I talk a lot about coaching and coaching techniques on this blog, and yet I’ve never actually talked about being coached. So I thought I would.

I do this on the eve of my last coaching session for my course, which itself is a coaching course, and as this is a “learning by doing” course, it comes with a number of coaching sessions to help me discuss and overcome any obstacles as I’ve encountered new situations and people.

So over the last year I’ve had quite a lot of coaching of one type or another, and when I look back to a year or so ago I can see elements in me then that aren’t there now. A lot of negativity has been cleared out and I am so much clearer on what I want to do with myself, today, tomorrow and in the future.

One of the great things about having a coach is having someone to talk to who is completely interested in you and believes in you. That in itself is a precious thing. For that hour or two hours I get to talk about the things that are bothering me or holding me back with someone who doesn’t dispute them or think they are stupid. Because they aren’t not to me, they are real and limiting and occupy my thoughts.

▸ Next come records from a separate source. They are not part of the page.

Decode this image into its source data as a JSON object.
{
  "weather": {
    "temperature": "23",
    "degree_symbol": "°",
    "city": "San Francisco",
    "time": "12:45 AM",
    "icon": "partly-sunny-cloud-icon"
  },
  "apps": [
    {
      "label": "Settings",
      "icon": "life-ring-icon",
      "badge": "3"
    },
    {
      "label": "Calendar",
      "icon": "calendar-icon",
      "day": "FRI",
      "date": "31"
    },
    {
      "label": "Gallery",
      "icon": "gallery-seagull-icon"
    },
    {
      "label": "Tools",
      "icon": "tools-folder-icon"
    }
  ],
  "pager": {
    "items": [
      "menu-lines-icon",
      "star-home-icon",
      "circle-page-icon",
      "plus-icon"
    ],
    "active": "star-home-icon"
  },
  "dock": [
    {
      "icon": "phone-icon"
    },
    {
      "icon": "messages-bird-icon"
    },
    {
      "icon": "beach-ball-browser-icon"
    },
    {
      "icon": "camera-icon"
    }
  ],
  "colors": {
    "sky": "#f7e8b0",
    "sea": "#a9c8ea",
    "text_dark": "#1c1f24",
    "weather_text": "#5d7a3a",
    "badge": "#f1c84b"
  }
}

And so when I tell my coach what I want he listens intently and then begins to understand what stops me from getting it. All of the time he is there to help me get what I want whether it is what he wants or already has. As we discuss this is becomes clear that many of the things that hold me back are just self-limiting beliefs that I’ve put in place for some reason that isn’t relevant anymore. At no point do we talk about the past. The past is not only gone, it may have never happened like that at all, our memory of things becomes quite selective when there’s emotion involved.

And so it is often with surprise that I realise that the thing I thought was holding me back is pretty easy to shift, or not quite the obstacle I thought it was. Because my Coach believes that I am capable of a lot more than I think I am. Because he doesn’t have to agree with all of the things I’ve built up as reasons why not, he can help me work out how can I?

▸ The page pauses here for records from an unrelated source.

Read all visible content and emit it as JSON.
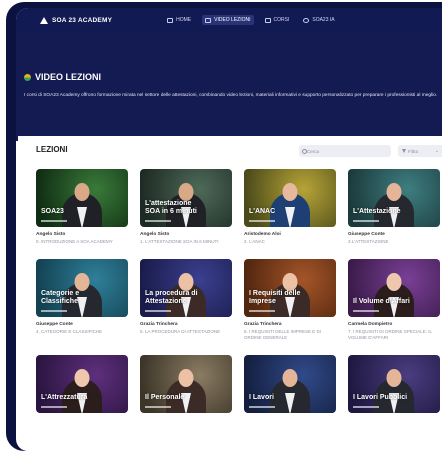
{
  "app": {
    "name": "SOA 23 ACADEMY"
  },
  "nav": [
    {
      "label": "HOME",
      "icon": "home-icon",
      "active": false
    },
    {
      "label": "VIDEO LEZIONI",
      "icon": "video-icon",
      "active": true
    },
    {
      "label": "CORSI",
      "icon": "monitor-icon",
      "active": false
    },
    {
      "label": "SOA23 IA",
      "icon": "globe-icon",
      "active": false
    }
  ],
  "hero": {
    "title": "VIDEO LEZIONI",
    "description": "I corsi di SOA23 Academy offrono formazione mirata nel settore delle attestazioni, combinando video lezioni, materiali informativi e supporto personalizzato per preparare i professionisti al meglio."
  },
  "lessons_section": {
    "title": "LEZIONI",
    "search_placeholder": "Cerca",
    "filter_label": "Filtra"
  },
  "lessons": [
    {
      "thumb_title": "SOA23",
      "author": "Angelo Sisto",
      "lesson": "0. INTRODUZIONE A SOA ACADEMY",
      "bg": "#3a7a3a",
      "bg2": "#0f2d12",
      "skin": "#d9a987",
      "outfit": "#1f2126"
    },
    {
      "thumb_title": "L'attestazione SOA in 6 minuti",
      "author": "Angelo Sisto",
      "lesson": "1. L'ATTESTAZIONE SOA IN 6 MINUTI",
      "bg": "#4e6a58",
      "bg2": "#1d2a24",
      "skin": "#d9a987",
      "outfit": "#1f2126"
    },
    {
      "thumb_title": "L'ANAC",
      "author": "Aristodemo Aloi",
      "lesson": "2. L'ANAC",
      "bg": "#b7a437",
      "bg2": "#4a4a1a",
      "skin": "#e6b99c",
      "outfit": "#1e3f74"
    },
    {
      "thumb_title": "L'Attestazione",
      "author": "Giuseppe Conte",
      "lesson": "3.L'ATTESTAZIONE",
      "bg": "#3e7e80",
      "bg2": "#1c3a3c",
      "skin": "#e4b596",
      "outfit": "#262830"
    },
    {
      "thumb_title": "Categorie e Classifiche",
      "author": "Giuseppe Conte",
      "lesson": "4. CATEGORIE E CLASSIFICHE",
      "bg": "#2f7f98",
      "bg2": "#134253",
      "skin": "#e4b596",
      "outfit": "#262830"
    },
    {
      "thumb_title": "La procedura di Attestazione",
      "author": "Grazia Trinchera",
      "lesson": "5. LA PROCEDURA DI ATTESTAZIONE",
      "bg": "#3b3f8f",
      "bg2": "#191c4a",
      "skin": "#edc1a6",
      "outfit": "#3b2a25"
    },
    {
      "thumb_title": "I Requisiti delle Imprese",
      "author": "Grazia Trinchera",
      "lesson": "6. I REQUISITI DELLE IMPRESE E DI ORDINE GENERALE",
      "bg": "#a55528",
      "bg2": "#51260f",
      "skin": "#edc1a6",
      "outfit": "#3b2a25"
    },
    {
      "thumb_title": "Il Volume d'Affari",
      "author": "Carmela Dompietro",
      "lesson": "7. I REQUISITI DI ORDINE SPECIALE: IL VOLUME D'AFFARI",
      "bg": "#7a3f96",
      "bg2": "#3a1b4a",
      "skin": "#efc7ad",
      "outfit": "#2a1d1c"
    },
    {
      "thumb_title": "L'Attrezzatura",
      "author": "",
      "lesson": "",
      "bg": "#5e2f7d",
      "bg2": "#2a1540",
      "skin": "#efc7ad",
      "outfit": "#2a1d1c"
    },
    {
      "thumb_title": "Il Personale",
      "author": "",
      "lesson": "",
      "bg": "#8b7c63",
      "bg2": "#3b3427",
      "skin": "#edc1a6",
      "outfit": "#3b2a25"
    },
    {
      "thumb_title": "I Lavori",
      "author": "",
      "lesson": "",
      "bg": "#304a8a",
      "bg2": "#141f3f",
      "skin": "#e4b596",
      "outfit": "#262830"
    },
    {
      "thumb_title": "I Lavori Pubblici",
      "author": "",
      "lesson": "",
      "bg": "#4b3d80",
      "bg2": "#1e1840",
      "skin": "#e4b596",
      "outfit": "#262830"
    }
  ]
}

And often I leave the session with my head spinning. When stuff you thought was true turns out to be just an assumption, your map of the world changes and new possibilities open up. New possibilities to do things differently, better, or to make things happen that you have been telling yourself you couldn’t possibly have, or didn’t deserve. It’s an odd process, because it happens all the time, albeit usually in extreme circumstances. So to have such realisations after a nice chat can be quite surprising.

And yet the me that leaves the session is different to the one that went in. Whether that’s a good thing or a bad thing depends on my intentions, after all it’s me who decides what new possibilities to take advantage of.